LOOPHOLE! Add to skill: "TDD seems slower but is faster. Bugs caught immediately, not after deployment. Follow process."
Update skill ✅
Re-test with time pressure: Result: ✅ Follows TDD despite pressure Explanation given: "TDD prevents bugs, saves time"
Skill validated ✅
## Skill Testing Checklist
For each skill:
- [ ] 3-5 baseline scenarios created
- [ ] RED: Tested without skill
- [ ] Failures documented
- [ ] GREEN: Skill written to address failures
- [ ] REFACTOR: Tested with skill
- [ ] Improvement verified
- [ ] Time pressure scenario tested
- [ ] Sunk cost scenario tested
- [ ] Exhaustion scenario tested
- [ ] Authority scenario tested
- [ ] Loopholes found and fixed
- [ ] Re-tested after updates
- [ ] All scenarios pass
- [ ] Test results documented
## Integration with Skills
**Required for:**
- `writing-skills` - Validate skills before documenting
- `sharing-skills` - Test before contributing upstream
**Use with:**
- `subagent-driven-development` - Each test is a subagent task
**Testing skills:**
- This skill validates other skills
- Ensures skills actually work
- Finds gaps before production use
## Common Mistakes
### Mistake 1: Testing Without Pressure Scenarios
❌ BAD: Only test happy path scenarios Skip pressure testing Assume skill will hold up
Result: Skill fails when it matters most
✅ GOOD: Test under all four pressures Find loopholes Strengthen skill Ensure it works when needed
### Mistake 2: Not Establishing Baseline
❌ BAD: Write skill without RED phase No proof it solves problem Assume problem exists
Result: Might not need the skill
✅ GOOD: RED: Document failures without skill Proves skill is needed Identifies what to address Creates realistic examples
### Mistake 3: Stopping at First Pass
❌ BAD: Skill passes basic test Don't test pressure scenarios Ship it
Result: Loopholes discovered in production
✅ GOOD: Test basic scenarios Test pressure scenarios Find loopholes Fix loopholes Re-test Only then ship
## Authority
**This skill is based on:**
- Test-Driven Development applied to process documentation
- RED/GREEN/REFACTOR cycle (Kent Beck)
- Pressure testing from aviation and medical fields
- Quality assurance best practices
**Research**: Studies show tested process documentation is followed 3x more often than untested.

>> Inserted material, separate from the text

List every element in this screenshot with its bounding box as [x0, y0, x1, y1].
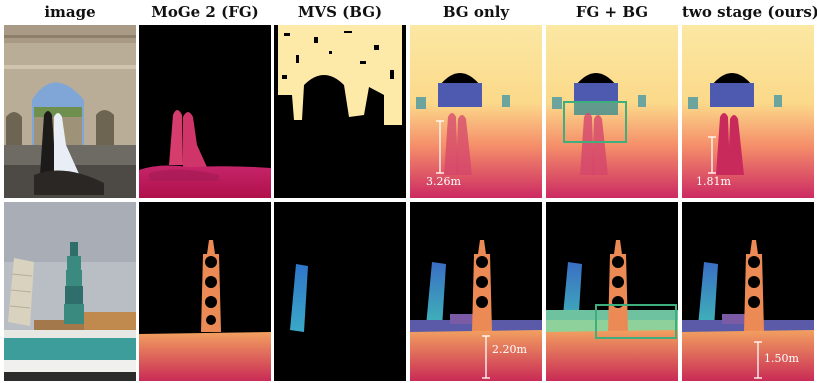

**Parallel**: Just as code needs tests, skills need tests. Same principles apply.
## Your Commitment
When writing skills:
- [ ] I will test skills before using them
- [ ] I will establish baseline (RED phase)
- [ ] I will write skill to address failures (GREEN)

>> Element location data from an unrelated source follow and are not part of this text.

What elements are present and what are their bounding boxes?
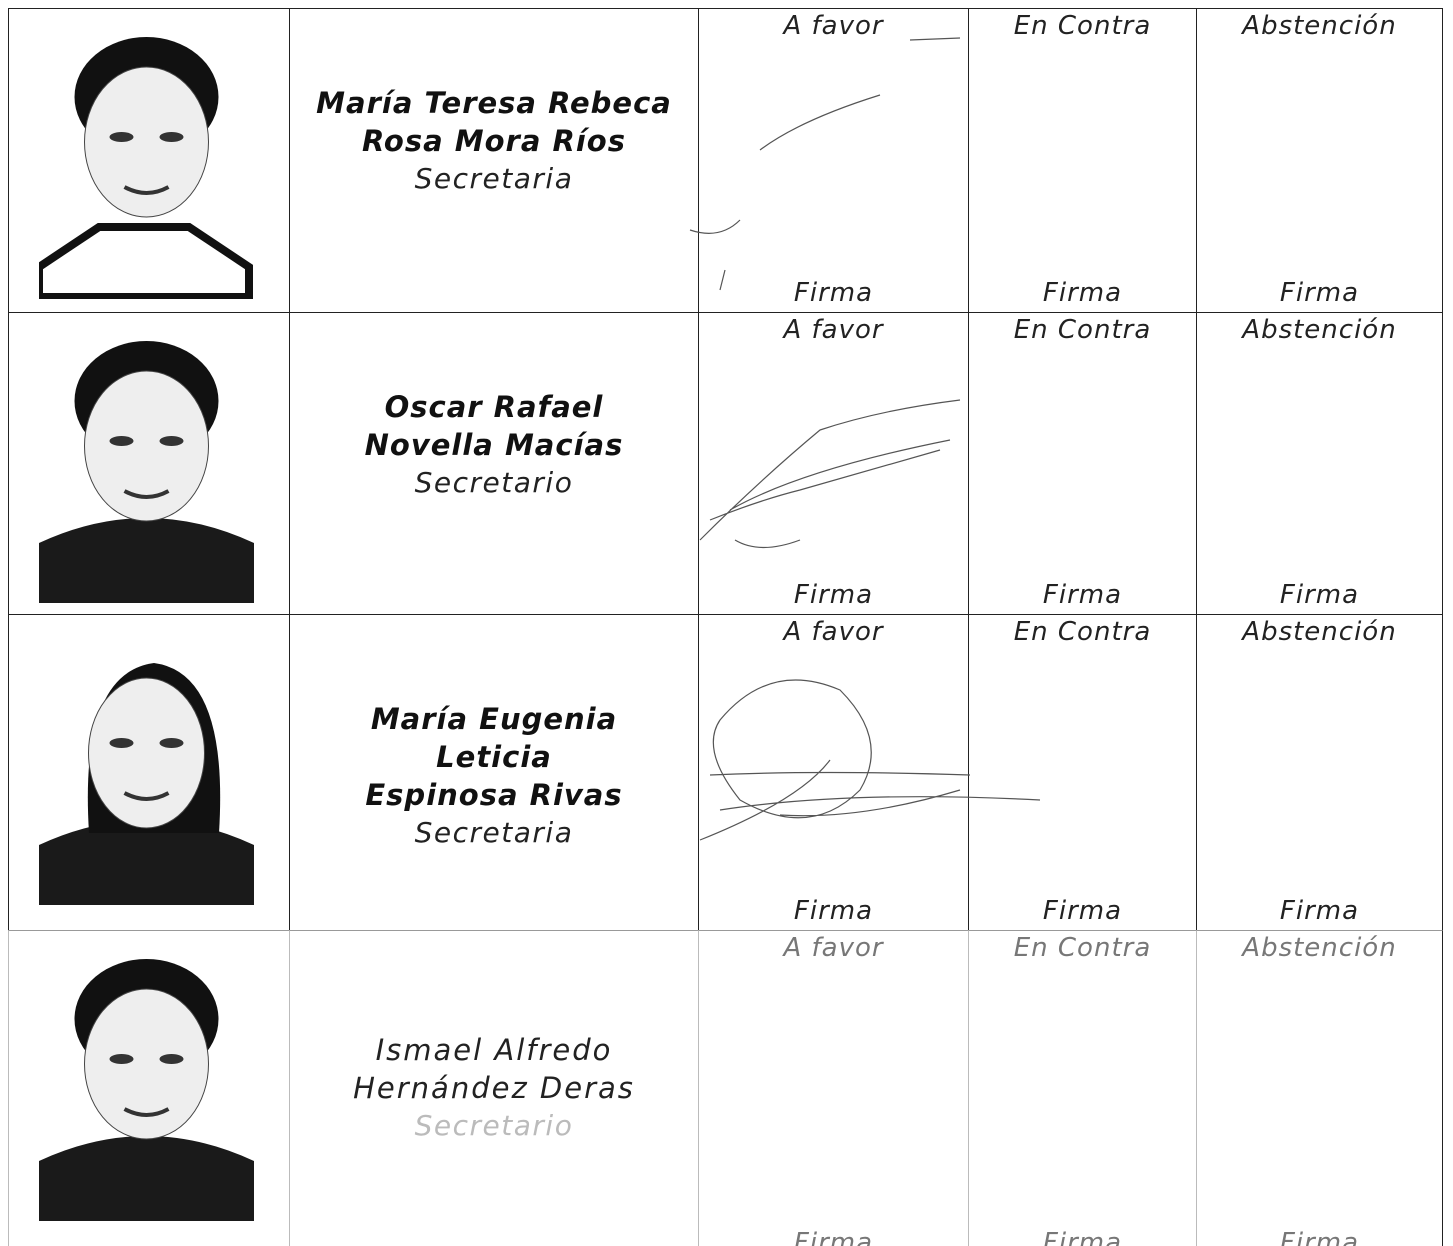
vote-cell: A favor Firma [698, 930, 968, 1246]
vote-label: A favor [783, 315, 884, 345]
vote-cell: En Contra Firma [968, 312, 1196, 614]
member-name: María Eugenia [370, 702, 618, 736]
sign-label: Firma [793, 896, 874, 926]
sign-label: Firma [1042, 580, 1123, 610]
member-name: Rosa Mora Ríos [362, 124, 626, 158]
vote-label: Abstención [1242, 315, 1397, 345]
photo-cell [8, 614, 289, 930]
member-photo [39, 37, 253, 299]
sign-label: Firma [1042, 896, 1123, 926]
vote-label: A favor [783, 11, 884, 41]
vote-cell: Abstención Firma [1196, 312, 1443, 614]
name-cell: María Teresa Rebeca Rosa Mora Ríos Secreta… [289, 8, 698, 312]
sign-label: Firma [793, 1228, 874, 1246]
vote-cell: En Contra Firma [968, 8, 1196, 312]
member-photo [39, 663, 254, 905]
member-role: Secretario [414, 466, 574, 499]
name-block: Ismael Alfredo Hernández Deras Secretario [290, 1031, 698, 1145]
member-name: Leticia [436, 740, 552, 774]
member-name: María Teresa Rebeca [316, 86, 672, 120]
member-photo [39, 341, 254, 603]
sign-label: Firma [1279, 580, 1360, 610]
vote-cell: En Contra Firma [968, 930, 1196, 1246]
sign-label: Firma [1279, 896, 1360, 926]
vote-label: En Contra [1013, 11, 1152, 41]
name-cell: María Eugenia Leticia Espinosa Rivas Secret… [289, 614, 698, 930]
vote-cell: En Contra Firma [968, 614, 1196, 930]
member-photo [39, 959, 254, 1221]
vote-label: A favor [783, 933, 884, 963]
name-cell: Oscar Rafael Novella Macías Secretario [289, 312, 698, 614]
vote-label: En Contra [1013, 315, 1152, 345]
member-name: Espinosa Rivas [365, 778, 623, 812]
name-block: Oscar Rafael Novella Macías Secretario [290, 388, 698, 502]
member-name: Hernández Deras [353, 1071, 635, 1105]
vote-cell: A favor Firma [698, 8, 968, 312]
vote-cell: Abstención Firma [1196, 930, 1443, 1246]
member-name: Ismael Alfredo [375, 1033, 613, 1067]
vote-cell: Abstención Firma [1196, 614, 1443, 930]
sign-label: Firma [793, 278, 874, 308]
sign-label: Firma [1279, 1228, 1360, 1246]
name-cell: Ismael Alfredo Hernández Deras Secretario [289, 930, 698, 1246]
vote-label: En Contra [1013, 933, 1152, 963]
vote-label: Abstención [1242, 11, 1397, 41]
vote-label: A favor [783, 617, 884, 647]
photo-cell [8, 930, 289, 1246]
member-name: Oscar Rafael [384, 390, 604, 424]
member-role: Secretaria [414, 162, 574, 195]
member-role: Secretaria [414, 816, 574, 849]
vote-cell: A favor Firma [698, 312, 968, 614]
photo-cell [8, 8, 289, 312]
sign-label: Firma [1042, 1228, 1123, 1246]
name-block: María Teresa Rebeca Rosa Mora Ríos Secreta… [290, 84, 698, 198]
member-name: Novella Macías [364, 428, 624, 462]
vote-label: Abstención [1242, 933, 1397, 963]
vote-cell: Abstención Firma [1196, 8, 1443, 312]
sign-label: Firma [793, 580, 874, 610]
name-block: María Eugenia Leticia Espinosa Rivas Secret… [290, 700, 698, 852]
vote-cell: A favor Firma [698, 614, 968, 930]
member-role: Secretario [414, 1109, 574, 1142]
vote-label: Abstención [1242, 617, 1397, 647]
vote-label: En Contra [1013, 617, 1152, 647]
sign-label: Firma [1279, 278, 1360, 308]
sign-label: Firma [1042, 278, 1123, 308]
photo-cell [8, 312, 289, 614]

- [ ] I will test under pressure (REFACTOR)
- [ ] I will find and close loopholes
- [ ] I will document test results
- [ ] I will only share tested skills
---
**Bottom Line**: Skills are process documentation. Test them like code. RED (document failures) → GREEN (write skill) → REFACTOR (test under pressure). Find loopholes before they find you.